Reactive inkjet printing of graphene based flexible circuits and radio frequency antennas

Abstract

Graphene-based materials show great promise in wearable electronics due to their remarkable properties such as excellent electrical conductivity, high flexibility and light weight. Various techniques have been used to fabricate graphene-based electronics, such as lithography, template-assisted synthesis, and chemical vapor deposition. However, these patterning methods normally involve complex procedures, toxic solvents and extra machinery, which are highly challenging for large-scale industrial production. Herein, we have developed an in situ approach to fabricate reduced graphene oxide (rGO) conductive patterns on flexible substrates via reactive inkjet printing without any post-treatment. Electronic circuits and WIFI antennas consisting of conductive rGO lines with a minimum width of 100 μm and remarkable mechanical durability were successfully fabricated. The highest electrical conductivity of the printed rGO lines was 2.69 × 10⁴ S m⁻¹ using optimised printing conditions.
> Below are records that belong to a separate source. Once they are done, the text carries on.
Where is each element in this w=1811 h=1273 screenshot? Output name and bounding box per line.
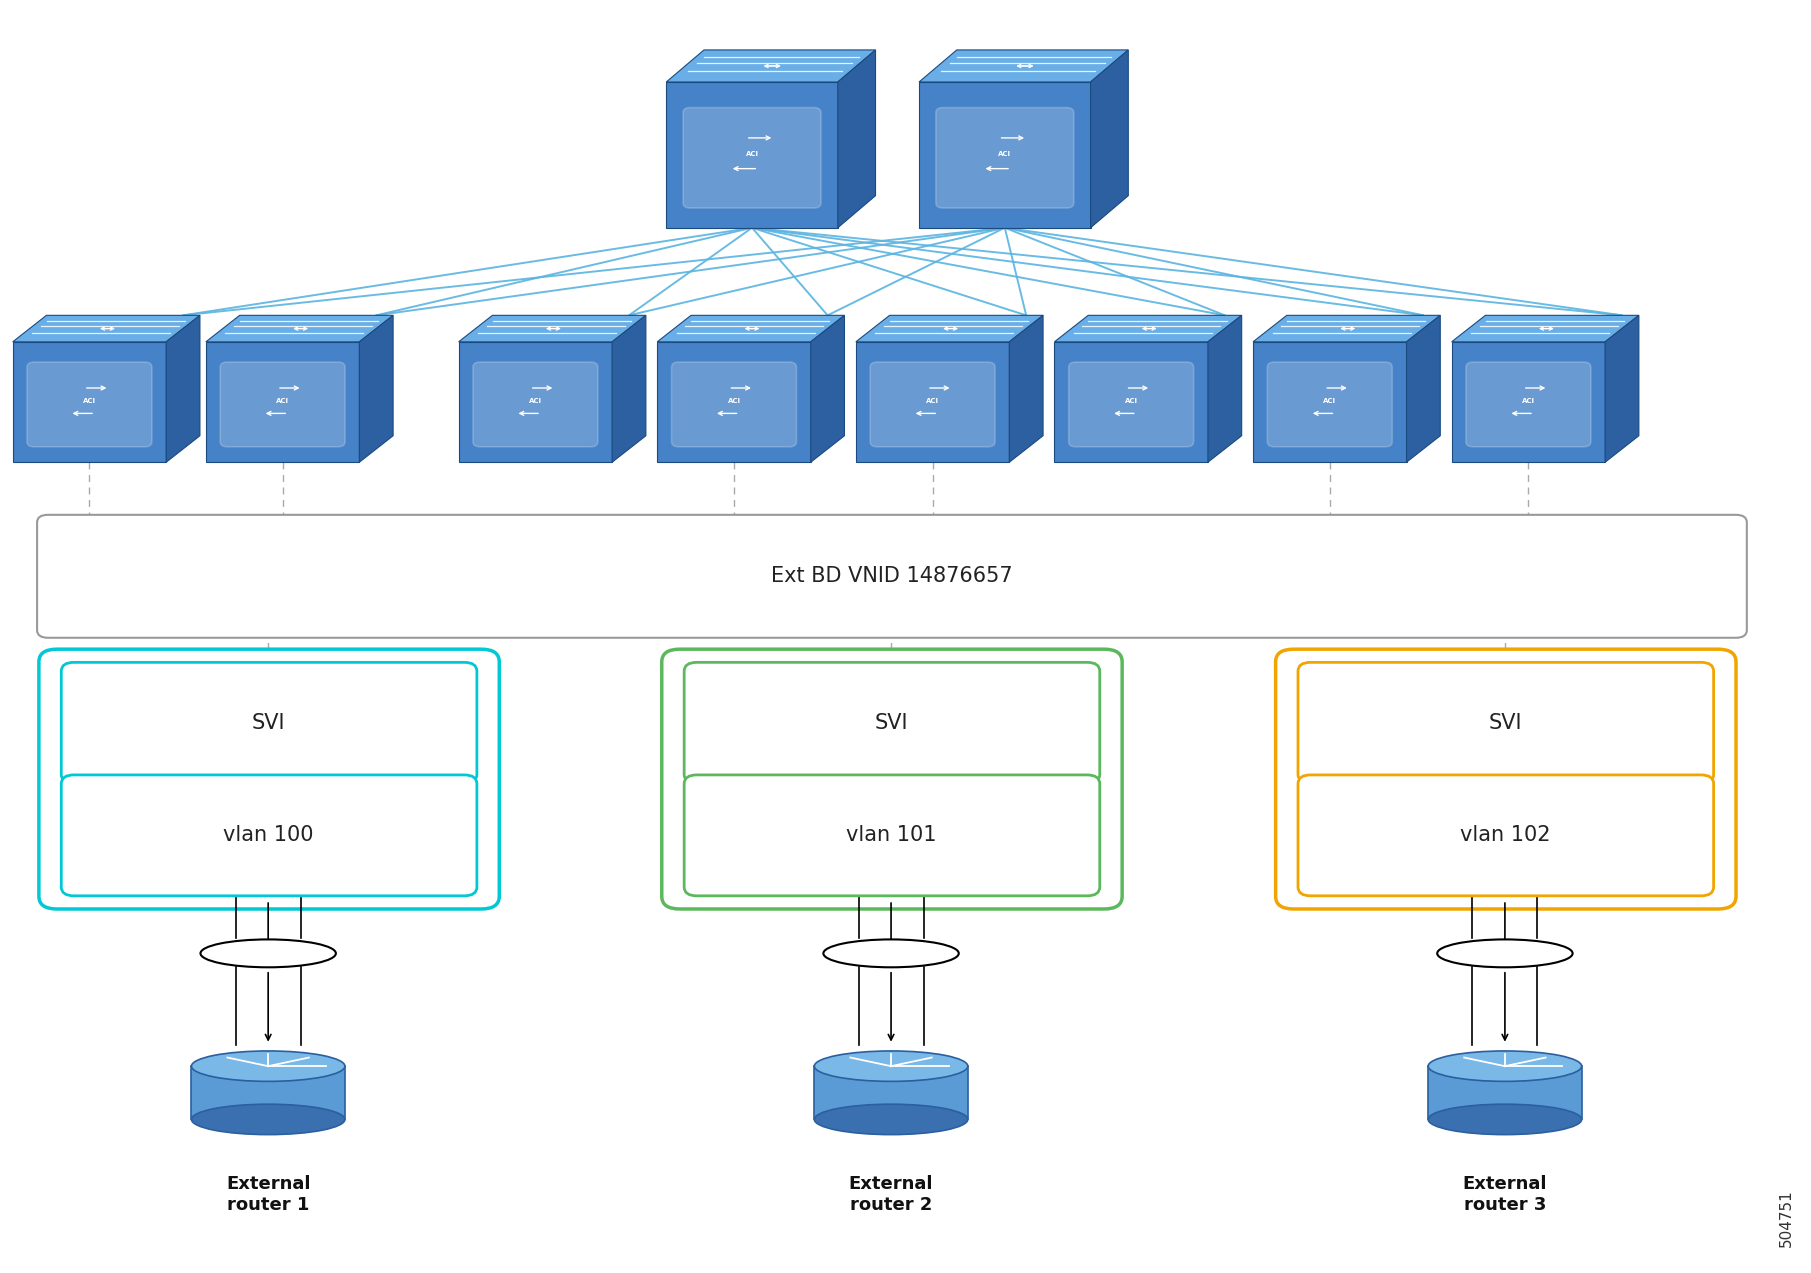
Polygon shape — [1054, 316, 1242, 342]
Polygon shape — [666, 50, 875, 81]
Polygon shape — [857, 316, 1043, 342]
Polygon shape — [1054, 342, 1208, 462]
Polygon shape — [13, 342, 167, 462]
Text: ACI: ACI — [998, 151, 1011, 157]
FancyBboxPatch shape — [1465, 362, 1590, 447]
Polygon shape — [359, 316, 393, 462]
FancyBboxPatch shape — [685, 775, 1099, 896]
Text: vlan 101: vlan 101 — [846, 825, 936, 845]
FancyBboxPatch shape — [672, 362, 797, 447]
Text: External
router 1: External router 1 — [226, 1175, 310, 1214]
Polygon shape — [1090, 50, 1128, 228]
Text: External
router 3: External router 3 — [1463, 1175, 1547, 1214]
Polygon shape — [1407, 316, 1440, 462]
Polygon shape — [918, 50, 1128, 81]
Ellipse shape — [192, 1104, 344, 1134]
Text: vlan 100: vlan 100 — [223, 825, 313, 845]
Ellipse shape — [201, 939, 335, 967]
FancyBboxPatch shape — [38, 649, 500, 909]
Polygon shape — [458, 316, 647, 342]
Polygon shape — [206, 316, 393, 342]
Text: 504751: 504751 — [1778, 1190, 1795, 1248]
Ellipse shape — [1438, 939, 1572, 967]
Polygon shape — [1452, 342, 1605, 462]
Polygon shape — [838, 50, 875, 228]
Polygon shape — [458, 342, 612, 462]
Polygon shape — [815, 1067, 967, 1119]
Ellipse shape — [815, 1051, 967, 1081]
Polygon shape — [1253, 316, 1440, 342]
Text: ACI: ACI — [529, 398, 541, 405]
Text: ACI: ACI — [925, 398, 940, 405]
Polygon shape — [1429, 1067, 1581, 1119]
FancyBboxPatch shape — [1068, 362, 1193, 447]
Text: SVI: SVI — [1489, 713, 1521, 733]
FancyBboxPatch shape — [683, 107, 820, 207]
FancyBboxPatch shape — [1298, 662, 1713, 783]
Polygon shape — [657, 316, 844, 342]
Polygon shape — [1208, 316, 1242, 462]
Ellipse shape — [1429, 1104, 1581, 1134]
FancyBboxPatch shape — [1268, 362, 1393, 447]
Polygon shape — [612, 316, 647, 462]
Ellipse shape — [815, 1104, 967, 1134]
Ellipse shape — [824, 939, 958, 967]
Text: ACI: ACI — [83, 398, 96, 405]
Text: ACI: ACI — [728, 398, 741, 405]
Text: SVI: SVI — [875, 713, 907, 733]
Polygon shape — [1253, 342, 1407, 462]
Polygon shape — [811, 316, 844, 462]
Polygon shape — [857, 342, 1009, 462]
Polygon shape — [666, 81, 838, 228]
Ellipse shape — [192, 1051, 344, 1081]
Text: ACI: ACI — [746, 151, 759, 157]
FancyBboxPatch shape — [936, 107, 1074, 207]
Polygon shape — [167, 316, 199, 462]
Polygon shape — [192, 1067, 344, 1119]
FancyBboxPatch shape — [661, 649, 1123, 909]
Polygon shape — [918, 81, 1090, 228]
Text: Ext BD VNID 14876657: Ext BD VNID 14876657 — [771, 566, 1012, 587]
Polygon shape — [657, 342, 811, 462]
Text: ACI: ACI — [1521, 398, 1536, 405]
FancyBboxPatch shape — [36, 514, 1748, 638]
Text: ACI: ACI — [1324, 398, 1337, 405]
Text: SVI: SVI — [252, 713, 284, 733]
Polygon shape — [13, 316, 199, 342]
Polygon shape — [206, 342, 359, 462]
Polygon shape — [1009, 316, 1043, 462]
Text: vlan 102: vlan 102 — [1460, 825, 1550, 845]
FancyBboxPatch shape — [473, 362, 598, 447]
FancyBboxPatch shape — [62, 662, 476, 783]
FancyBboxPatch shape — [685, 662, 1099, 783]
FancyBboxPatch shape — [221, 362, 346, 447]
FancyBboxPatch shape — [869, 362, 994, 447]
FancyBboxPatch shape — [62, 775, 476, 896]
Text: ACI: ACI — [1125, 398, 1137, 405]
FancyBboxPatch shape — [27, 362, 152, 447]
FancyBboxPatch shape — [1298, 775, 1713, 896]
Text: ACI: ACI — [275, 398, 290, 405]
Ellipse shape — [1429, 1051, 1581, 1081]
Text: External
router 2: External router 2 — [849, 1175, 933, 1214]
Polygon shape — [1605, 316, 1639, 462]
FancyBboxPatch shape — [1275, 649, 1737, 909]
Polygon shape — [1452, 316, 1639, 342]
The rGO based radio frequency antenna demonstrated transmission with a measured domain name system (DNS) delay of 243 ms. When accessed via a 100 Mbps router, the network speed reached up to 4.64 Mbps, which is comparable to that of the current commercial mobile phone antenna (DNS delay 237 ms, network speed 4.73 Mbps). This demonstrates the potential of reactive inkjet printing for the industrialisation of graphene-based wearable electronics.